Nevertheless, the varnishes used by the old makers did have similar characteristics.
Claudio Rampini, The Strad, March 1995
There are two general strategies for laying on violin varnish – a few relatively thick coats, or many thin ones. Spirit varnishes, which tend to dry quickly by evaporation, can’t be relied on to flow out, so are best applied in numerous thin layers.
This allows considerable control over the thickness, colour and evenness of the film, but the surface, if not rubbed completely smooth, tends to be a charmless cross-hatching of brush marks.
Texture may be regained over time as residual solvent is lost and the varnish shrinks to show the texture of the wood. Nicks, dents and craquelure may also add to the effect. Oil media, by contrast, dry much more slowly and can be pulled out in relatively thick layers.
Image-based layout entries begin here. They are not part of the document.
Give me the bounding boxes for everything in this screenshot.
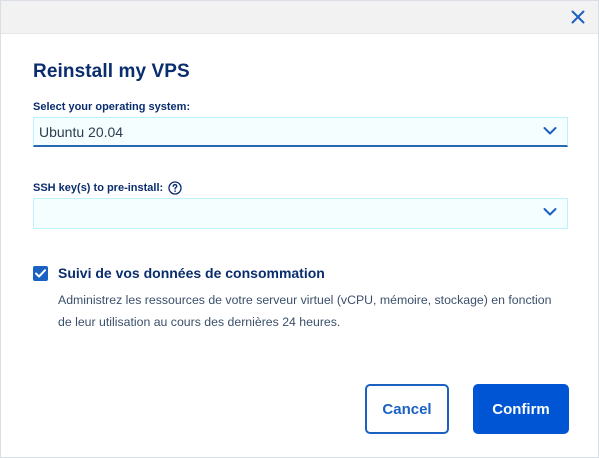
cancel-button[interactable]: Cancel [365,384,449,434]
close-icon [571,10,585,24]
monitoring-description: Administrez les ressources de votre serv… [58,293,552,329]
dialog-header [1,1,598,34]
help-circle-icon[interactable] [168,181,182,195]
chevron-down-icon [543,208,557,216]
checkmark-icon [35,269,46,278]
os-select[interactable]: Ubuntu 20.04 [33,117,568,147]
ssh-select-label-text: SSH key(s) to pre-install: [33,182,164,194]
ssh-key-select[interactable] [33,198,568,229]
ssh-select-label: SSH key(s) to pre-install: [33,181,182,195]
monitoring-checkbox[interactable] [33,266,48,281]
os-select-value: Ubuntu 20.04 [39,124,124,140]
confirm-button[interactable]: Confirm [473,384,569,434]
chevron-down-icon [543,127,557,135]
close-button[interactable] [568,7,588,27]
reinstall-vps-dialog: Reinstall my VPS Select your operating s… [0,0,599,458]
dialog-title: Reinstall my VPS [33,61,190,82]
monitoring-checkbox-label[interactable]: Suivi de vos données de consommation [58,265,325,281]
os-select-label: Select your operating system: [33,101,191,113]
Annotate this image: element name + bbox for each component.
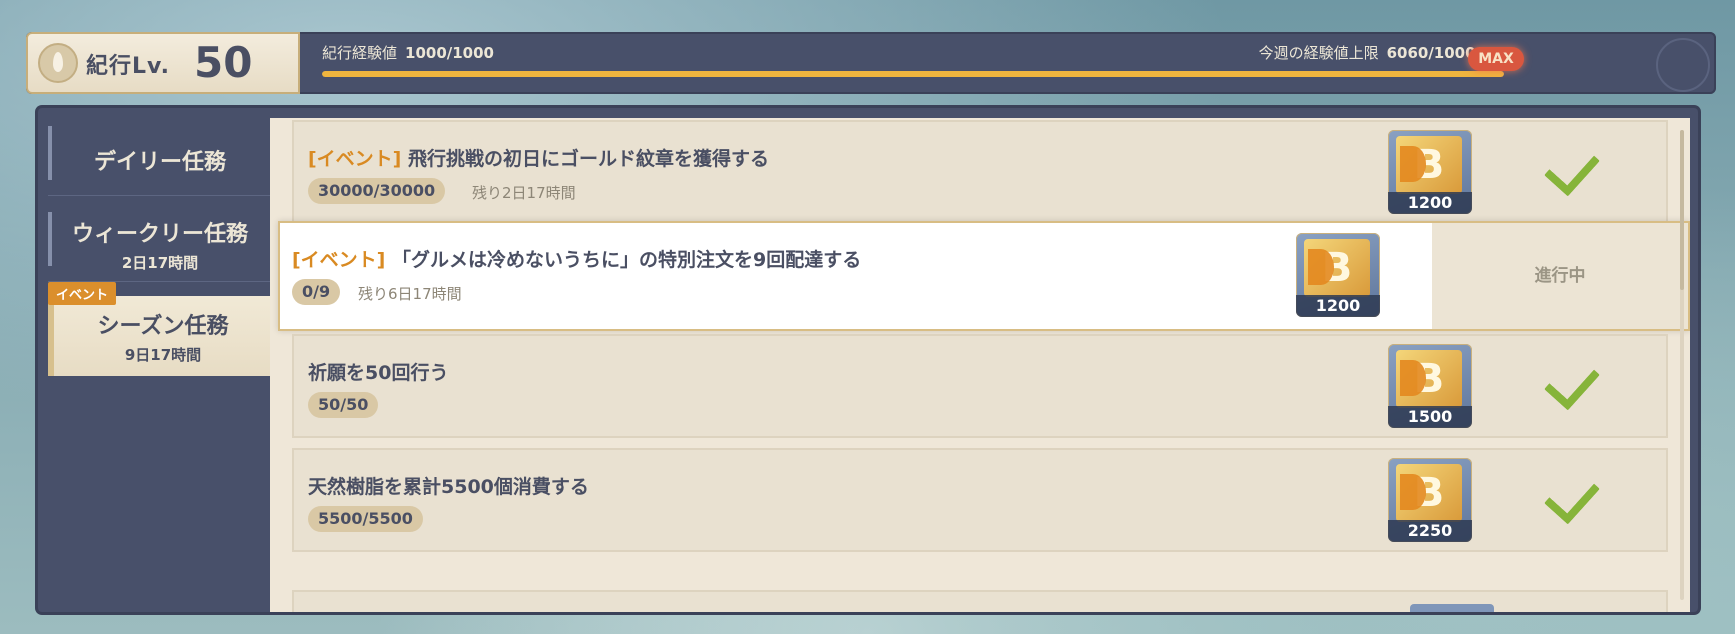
mission-progress: 0/9 <box>292 279 341 305</box>
sidebar-item-time: 2日17時間 <box>121 254 199 272</box>
mission-title: 天然樹脂を累計5500個消費する <box>308 472 589 499</box>
sidebar-item-daily[interactable]: デイリー任務 <box>48 118 272 196</box>
reward-quantity: 2250 <box>1388 520 1472 542</box>
in-progress-status: 進行中 <box>1534 266 1586 286</box>
reward-item[interactable]: B 2250 <box>1388 458 1472 542</box>
weekly-limit: 今週の経験値上限 6060/10000 <box>1259 42 1486 63</box>
sidebar-item-time: 9日17時間 <box>124 346 202 364</box>
reward-quantity: 1200 <box>1388 192 1472 214</box>
mission-panel: デイリー任務 ウィークリー任務 2日17時間 イベント シーズン任務 9日17時… <box>38 108 1698 612</box>
header-ornament-icon <box>1656 38 1710 92</box>
mission-title: [イベント] 「グルメは冷めないうちに」の特別注文を9回配達する <box>292 245 861 272</box>
event-tag: [イベント] <box>308 148 402 170</box>
mission-row[interactable]: 祈願を50回行う 50/50 B 1500 <box>292 334 1668 438</box>
bp-exp-icon: B <box>1396 350 1462 408</box>
max-badge: MAX <box>1468 47 1524 71</box>
mission-title-text: 飛行挑戦の初日にゴールド紋章を獲得する <box>408 148 770 170</box>
mission-remaining: 残り2日17時間 <box>472 184 576 202</box>
level-value: 50 <box>194 38 253 87</box>
sidebar-item-label: ウィークリー任務 <box>71 222 248 247</box>
mission-list-scrollbar[interactable] <box>1680 130 1684 600</box>
level-label: 紀行Lv. <box>86 54 170 79</box>
weekly-limit-label: 今週の経験値上限 <box>1258 44 1379 62</box>
mission-remaining: 残り6日17時間 <box>358 285 462 303</box>
sidebar-accent <box>48 126 52 180</box>
sidebar-item-label: デイリー任務 <box>93 150 226 175</box>
bp-exp-icon: B <box>1396 136 1462 194</box>
mission-title: 祈願を50回行う <box>308 358 448 385</box>
reward-item[interactable]: B 1200 <box>1388 130 1472 214</box>
status-area: 進行中 <box>1432 223 1688 329</box>
mission-title: [イベント] 飛行挑戦の初日にゴールド紋章を獲得する <box>308 144 769 171</box>
mission-list[interactable]: [イベント] 飛行挑戦の初日にゴールド紋章を獲得する 30000/30000 残… <box>270 118 1690 612</box>
reward-quantity: 1500 <box>1388 406 1472 428</box>
reward-item[interactable]: B 1500 <box>1388 344 1472 428</box>
mission-row-partial[interactable] <box>292 590 1668 612</box>
level-box: 紀行Lv. 50 <box>26 32 300 94</box>
mission-row-active[interactable]: [イベント] 「グルメは冷めないうちに」の特別注文を9回配達する 0/9 残り6… <box>278 221 1690 331</box>
bp-exp-icon: B <box>1396 464 1462 522</box>
mission-title-text: 天然樹脂を累計5500個消費する <box>308 476 589 498</box>
exp-label: 紀行経験値 1000/1000 <box>322 42 494 63</box>
reward-quantity: 1200 <box>1296 295 1380 317</box>
event-tag: [イベント] <box>292 249 386 271</box>
completed-check-icon <box>1544 139 1600 197</box>
sidebar-item-season[interactable]: イベント シーズン任務 9日17時間 <box>48 282 272 376</box>
mission-progress: 50/50 <box>308 392 379 418</box>
sidebar-item-weekly[interactable]: ウィークリー任務 2日17時間 <box>48 204 272 282</box>
mission-progress: 5500/5500 <box>308 506 423 532</box>
event-tag: イベント <box>48 282 117 305</box>
battle-pass-header: 紀行Lv. 50 紀行経験値 1000/1000 今週の経験値上限 6060/100… <box>26 32 1716 94</box>
mission-category-sidebar: デイリー任務 ウィークリー任務 2日17時間 イベント シーズン任務 9日17時… <box>48 118 272 612</box>
mission-title-text: 祈願を50回行う <box>308 362 449 384</box>
mission-title-text: 「グルメは冷めないうちに」の特別注文を9回配達する <box>392 249 862 271</box>
exp-value: 1000/1000 <box>405 44 494 62</box>
sidebar-item-label: シーズン任務 <box>97 314 229 339</box>
mission-row[interactable]: 天然樹脂を累計5500個消費する 5500/5500 B 2250 <box>292 448 1668 552</box>
reward-item-partial <box>1410 604 1494 612</box>
completed-check-icon <box>1544 467 1600 525</box>
reward-item[interactable]: B 1200 <box>1296 233 1380 317</box>
emblem-icon <box>38 43 78 83</box>
exp-progress-bar <box>322 71 1504 77</box>
exp-label-text: 紀行経験値 <box>322 44 398 62</box>
sidebar-accent <box>48 212 52 266</box>
mission-row[interactable]: [イベント] 飛行挑戦の初日にゴールド紋章を獲得する 30000/30000 残… <box>292 120 1668 224</box>
completed-check-icon <box>1544 353 1600 411</box>
scrollbar-thumb[interactable] <box>1680 130 1684 290</box>
mission-progress: 30000/30000 <box>308 178 446 204</box>
bp-exp-icon: B <box>1304 239 1370 297</box>
exp-progress-fill <box>322 71 1504 77</box>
How usable these varnishes are is highly dependent on their formulation: not just the ingredients and their proportions, but everything from how they are cooked to the temperature of the room in which they are applied.
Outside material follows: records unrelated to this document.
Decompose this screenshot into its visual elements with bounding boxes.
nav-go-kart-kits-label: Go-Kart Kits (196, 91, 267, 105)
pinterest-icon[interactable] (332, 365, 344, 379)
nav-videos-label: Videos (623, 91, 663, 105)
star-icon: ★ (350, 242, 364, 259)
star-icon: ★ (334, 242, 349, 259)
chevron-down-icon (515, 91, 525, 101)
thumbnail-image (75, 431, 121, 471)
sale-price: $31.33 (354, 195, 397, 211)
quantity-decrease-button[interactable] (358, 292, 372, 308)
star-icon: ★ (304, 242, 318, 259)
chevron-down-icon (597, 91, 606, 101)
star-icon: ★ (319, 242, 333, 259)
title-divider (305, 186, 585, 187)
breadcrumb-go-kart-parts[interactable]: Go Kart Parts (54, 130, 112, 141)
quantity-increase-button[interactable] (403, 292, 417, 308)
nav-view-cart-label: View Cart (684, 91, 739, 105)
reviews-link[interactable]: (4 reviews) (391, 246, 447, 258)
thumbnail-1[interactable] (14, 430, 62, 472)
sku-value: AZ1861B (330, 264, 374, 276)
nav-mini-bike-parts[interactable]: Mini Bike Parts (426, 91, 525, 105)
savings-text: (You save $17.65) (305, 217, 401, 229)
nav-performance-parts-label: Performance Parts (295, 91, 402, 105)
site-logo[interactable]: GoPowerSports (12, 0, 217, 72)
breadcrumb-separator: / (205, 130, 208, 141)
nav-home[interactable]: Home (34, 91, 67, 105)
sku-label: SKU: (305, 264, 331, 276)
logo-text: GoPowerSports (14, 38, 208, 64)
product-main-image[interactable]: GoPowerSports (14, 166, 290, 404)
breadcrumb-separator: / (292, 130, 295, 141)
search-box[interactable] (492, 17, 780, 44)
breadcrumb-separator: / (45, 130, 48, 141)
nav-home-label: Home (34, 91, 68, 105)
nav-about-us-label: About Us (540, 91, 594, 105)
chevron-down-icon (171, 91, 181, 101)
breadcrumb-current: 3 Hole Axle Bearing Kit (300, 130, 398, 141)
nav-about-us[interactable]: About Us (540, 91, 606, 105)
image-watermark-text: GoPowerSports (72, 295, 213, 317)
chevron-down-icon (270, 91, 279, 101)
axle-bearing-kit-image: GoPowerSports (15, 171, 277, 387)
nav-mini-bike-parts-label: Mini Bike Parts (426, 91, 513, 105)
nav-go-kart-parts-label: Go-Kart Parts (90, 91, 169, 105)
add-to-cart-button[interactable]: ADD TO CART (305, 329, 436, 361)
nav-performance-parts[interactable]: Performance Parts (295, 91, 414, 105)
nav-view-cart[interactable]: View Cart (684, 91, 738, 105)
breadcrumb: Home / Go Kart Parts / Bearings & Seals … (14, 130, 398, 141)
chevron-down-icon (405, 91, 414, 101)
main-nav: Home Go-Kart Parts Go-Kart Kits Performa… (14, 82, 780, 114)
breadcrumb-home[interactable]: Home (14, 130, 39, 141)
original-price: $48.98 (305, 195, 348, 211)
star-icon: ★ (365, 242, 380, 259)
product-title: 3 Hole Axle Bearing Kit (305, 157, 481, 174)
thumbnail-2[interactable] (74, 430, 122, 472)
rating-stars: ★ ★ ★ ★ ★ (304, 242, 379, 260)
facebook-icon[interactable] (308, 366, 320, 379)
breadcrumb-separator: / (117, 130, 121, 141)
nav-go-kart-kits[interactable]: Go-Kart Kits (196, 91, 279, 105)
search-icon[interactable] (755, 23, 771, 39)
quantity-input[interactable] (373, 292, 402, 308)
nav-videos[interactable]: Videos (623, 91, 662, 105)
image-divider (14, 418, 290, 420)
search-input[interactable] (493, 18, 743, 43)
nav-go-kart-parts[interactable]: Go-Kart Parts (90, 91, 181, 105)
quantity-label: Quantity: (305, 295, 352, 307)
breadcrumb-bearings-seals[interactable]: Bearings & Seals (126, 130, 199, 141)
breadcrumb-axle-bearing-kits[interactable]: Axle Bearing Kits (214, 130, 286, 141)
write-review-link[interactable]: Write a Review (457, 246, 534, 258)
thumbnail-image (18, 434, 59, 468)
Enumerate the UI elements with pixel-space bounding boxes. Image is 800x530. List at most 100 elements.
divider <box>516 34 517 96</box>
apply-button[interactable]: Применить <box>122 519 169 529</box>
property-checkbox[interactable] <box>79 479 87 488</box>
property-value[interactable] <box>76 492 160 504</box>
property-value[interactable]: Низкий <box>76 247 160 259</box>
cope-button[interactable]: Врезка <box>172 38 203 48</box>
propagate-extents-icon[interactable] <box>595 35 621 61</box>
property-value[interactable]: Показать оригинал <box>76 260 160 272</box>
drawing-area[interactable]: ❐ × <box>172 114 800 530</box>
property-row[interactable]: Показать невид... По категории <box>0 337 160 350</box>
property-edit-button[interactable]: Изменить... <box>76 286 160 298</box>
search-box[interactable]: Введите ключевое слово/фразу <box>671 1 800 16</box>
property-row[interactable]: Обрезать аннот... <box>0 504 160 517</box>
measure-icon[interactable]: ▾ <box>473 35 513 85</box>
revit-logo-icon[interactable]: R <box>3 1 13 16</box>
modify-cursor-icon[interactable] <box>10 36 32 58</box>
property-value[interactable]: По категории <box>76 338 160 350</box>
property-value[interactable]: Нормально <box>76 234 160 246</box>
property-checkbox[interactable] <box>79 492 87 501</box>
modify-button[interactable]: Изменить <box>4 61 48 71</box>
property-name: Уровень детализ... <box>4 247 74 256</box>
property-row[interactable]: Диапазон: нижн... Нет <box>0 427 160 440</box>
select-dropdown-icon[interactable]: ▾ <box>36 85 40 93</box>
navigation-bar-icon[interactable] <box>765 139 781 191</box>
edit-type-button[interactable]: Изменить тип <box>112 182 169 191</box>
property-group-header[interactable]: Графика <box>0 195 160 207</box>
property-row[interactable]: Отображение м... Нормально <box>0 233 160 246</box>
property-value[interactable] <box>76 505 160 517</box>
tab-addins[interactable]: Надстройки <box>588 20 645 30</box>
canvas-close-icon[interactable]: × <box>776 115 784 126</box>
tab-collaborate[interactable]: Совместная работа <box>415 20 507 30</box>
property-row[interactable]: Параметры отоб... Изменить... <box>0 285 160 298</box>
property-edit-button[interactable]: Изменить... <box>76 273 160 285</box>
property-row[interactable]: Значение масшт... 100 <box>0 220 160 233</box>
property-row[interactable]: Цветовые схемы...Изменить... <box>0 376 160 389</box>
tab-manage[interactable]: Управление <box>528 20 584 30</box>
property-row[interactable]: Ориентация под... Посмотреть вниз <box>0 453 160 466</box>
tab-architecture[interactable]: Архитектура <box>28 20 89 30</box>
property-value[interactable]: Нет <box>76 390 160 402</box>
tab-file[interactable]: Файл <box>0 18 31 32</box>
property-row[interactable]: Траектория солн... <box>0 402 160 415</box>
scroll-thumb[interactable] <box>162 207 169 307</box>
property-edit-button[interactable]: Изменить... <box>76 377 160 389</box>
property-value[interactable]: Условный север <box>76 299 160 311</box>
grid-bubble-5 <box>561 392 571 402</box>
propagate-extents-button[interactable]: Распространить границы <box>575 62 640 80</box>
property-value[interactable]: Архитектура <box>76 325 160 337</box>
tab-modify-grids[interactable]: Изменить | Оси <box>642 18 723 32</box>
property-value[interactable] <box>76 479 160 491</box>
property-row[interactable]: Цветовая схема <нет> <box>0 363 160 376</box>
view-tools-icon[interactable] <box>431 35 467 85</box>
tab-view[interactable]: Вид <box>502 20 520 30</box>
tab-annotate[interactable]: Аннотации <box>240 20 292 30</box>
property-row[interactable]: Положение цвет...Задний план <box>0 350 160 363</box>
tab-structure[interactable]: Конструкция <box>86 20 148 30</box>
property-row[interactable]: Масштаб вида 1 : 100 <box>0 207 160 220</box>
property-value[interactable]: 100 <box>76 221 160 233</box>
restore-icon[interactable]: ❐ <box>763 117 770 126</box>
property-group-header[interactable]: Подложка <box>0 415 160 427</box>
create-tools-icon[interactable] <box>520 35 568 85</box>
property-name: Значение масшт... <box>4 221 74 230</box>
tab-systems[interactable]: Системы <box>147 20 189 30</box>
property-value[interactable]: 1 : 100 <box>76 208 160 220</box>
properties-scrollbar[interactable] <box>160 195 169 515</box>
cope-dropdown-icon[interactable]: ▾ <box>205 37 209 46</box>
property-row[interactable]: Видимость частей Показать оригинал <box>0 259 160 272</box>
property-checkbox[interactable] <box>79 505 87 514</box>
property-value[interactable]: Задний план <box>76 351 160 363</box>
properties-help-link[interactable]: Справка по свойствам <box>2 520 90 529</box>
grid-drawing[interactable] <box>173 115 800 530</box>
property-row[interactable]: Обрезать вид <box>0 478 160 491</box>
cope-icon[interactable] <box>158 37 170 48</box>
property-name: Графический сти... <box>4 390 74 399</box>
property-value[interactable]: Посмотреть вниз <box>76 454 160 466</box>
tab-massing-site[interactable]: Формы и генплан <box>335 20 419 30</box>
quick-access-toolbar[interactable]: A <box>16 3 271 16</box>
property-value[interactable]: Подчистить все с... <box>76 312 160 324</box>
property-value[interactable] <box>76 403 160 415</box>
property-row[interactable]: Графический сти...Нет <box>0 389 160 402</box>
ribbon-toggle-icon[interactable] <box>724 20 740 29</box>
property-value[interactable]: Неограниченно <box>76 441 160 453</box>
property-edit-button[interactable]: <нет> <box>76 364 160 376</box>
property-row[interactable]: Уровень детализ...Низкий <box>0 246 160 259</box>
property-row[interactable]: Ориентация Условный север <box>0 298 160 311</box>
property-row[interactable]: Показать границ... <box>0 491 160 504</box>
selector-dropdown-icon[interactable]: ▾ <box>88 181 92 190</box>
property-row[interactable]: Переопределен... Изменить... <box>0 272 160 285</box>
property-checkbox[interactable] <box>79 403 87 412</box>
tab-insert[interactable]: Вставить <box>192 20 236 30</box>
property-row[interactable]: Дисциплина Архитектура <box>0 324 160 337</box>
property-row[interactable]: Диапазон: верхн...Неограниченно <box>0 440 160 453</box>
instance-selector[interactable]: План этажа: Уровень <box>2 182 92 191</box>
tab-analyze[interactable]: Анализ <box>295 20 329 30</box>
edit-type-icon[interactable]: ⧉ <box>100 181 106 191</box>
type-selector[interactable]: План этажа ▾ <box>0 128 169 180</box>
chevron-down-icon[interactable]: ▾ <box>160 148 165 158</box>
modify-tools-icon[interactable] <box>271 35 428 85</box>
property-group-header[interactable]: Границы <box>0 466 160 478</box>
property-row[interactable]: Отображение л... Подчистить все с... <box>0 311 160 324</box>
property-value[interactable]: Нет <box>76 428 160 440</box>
Joseph Curtin, The Strad, May 2003
An oil varnish soaks down thoroughly into the slender crevices and pores between the fibres of the wood. On the other hand a spirit varnish simply overlies it, and adheres like a skin which can be peeled off. The oil becomes practically an integral part of the wood; both welding together, as it were. Oil varnish possesses the merit of spreading evenly and uniformly if the temperature is warm. The film does not produce ruptures of inequalities. Spirit varnish, however, contracts at various parts under similar conditions; and in doing so leaves scattered crevices, which may connect together and produce a network of defects.
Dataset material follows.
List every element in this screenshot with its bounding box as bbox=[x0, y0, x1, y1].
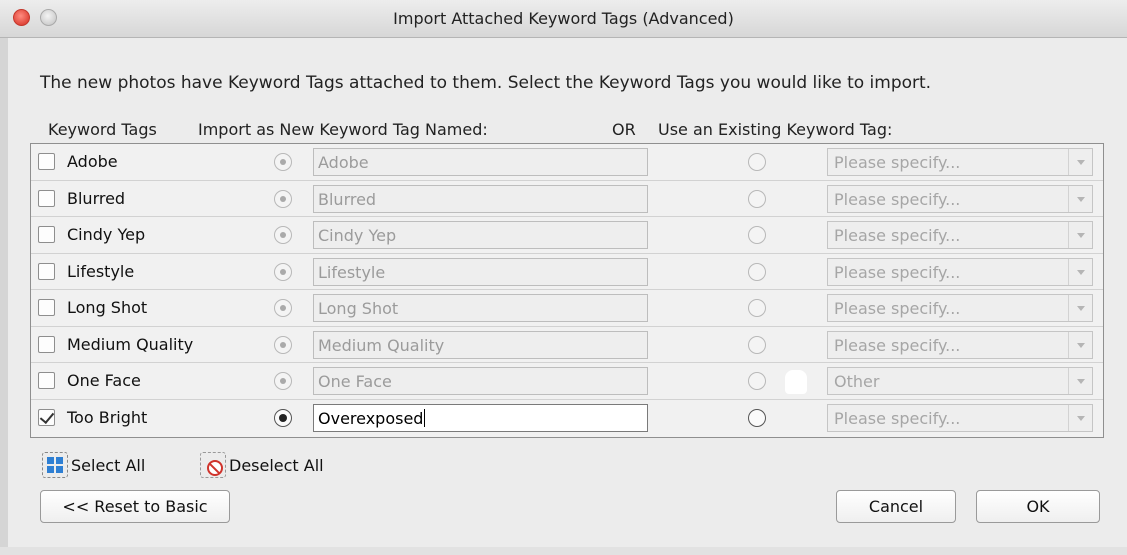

James Scott, The Strad, February 1916
Varnish should flow from the brush but care must be taken that it does not set so quickly that it cannot be smoothed. Some varnishes take a while to dry between coats. Make sure you do not apply a further coat too soon and spoil your work. Some instruments have a ‘tacky’ feel about them even though varnished years ago: this is not good varnish. The finished film when dry should not be soft, chippy or prone to craze: the film must be firm yet yielding to the vibrations of the wood. These characteristics are to be found only in oil-based varnishes.
Dennis G. Plowright, The Strad, November 1996
Before applying varnish, it is important to have a good foundation. Successful varnishing results from a well-prepared wood surface, with the highly coloured varnish applied close to the surface. A primer and sealer combination exposed to UV light provides good wood colour and preparation for a mineral ground coat that I apply to fill the pores, protect the wood and provide an even foundation for varnishing.
I use Koen Padding’s five-step system, which incorporates colour in the primer and mineral ground, not just in the varnish. Wood colour and surface texture dramatically affect the final outcome and should be treated with the same care as the varnish applications.
William Scott, The Strad, February 2009
It seems to me most extraordinary that numerous writers who give instructions on the correct way to varnish a fiddle should recommend filling up the pores of the wood with a priming of a resinous nature, such as gamboge dissolved in spirit. Resin has no resiliency whatever, and is the very antithesis of flexibility. If you take a thin sheet of gelatine and bend it almost double it will fly back to its original form when you let it go. A sheet of resin would break, because it is inflexible, non-resilient, and friable.
G. Rowley, The Strad, December 1916
We have formulated a new preparation method which produces a ground layer of pure silica with thicknesses similar to the ground layers found on old instruments. The preparation is based on mixtures of silicon ester and diatomaceous earth. Silicon esters are compounds of silica, carbon and hydrogren which, on contact with water, break down slowly into colloidal silica solution and alcohol.
The final product is waterproof, chemically neutral and free from reactions with its surroundings. When first applied, the fluid nature of the medium allows penetration into porous surfaces and in the gelatinous state it is highly adhesive.
Edward Odling, Nicholas Odling and Noelle Odling, The Strad, December 1998
The varnish that I generally use is formulated according to the analyses of classical Italian varnishes performed by Raymond White at the National Gallery, London. It’s essentially a solvent-free combination of linseed oil and Strasburg turpentine with little colour of its own, so I rely on ground pigments to create the tone I need.
Pigments such as madder, sienna and bone black have all been detected in Cremonese varnishes and – with the exception of the sienna, a suitably transparent example of which has eluded me – these are the ones that I use. Ready-made tube colours are popular with many makers, but are usually loaded with extenders, fillers and driers, to make them consistent with other colours in the manufacture’s range. Other makers prefer to make their own pigment, but I find this a laborious process.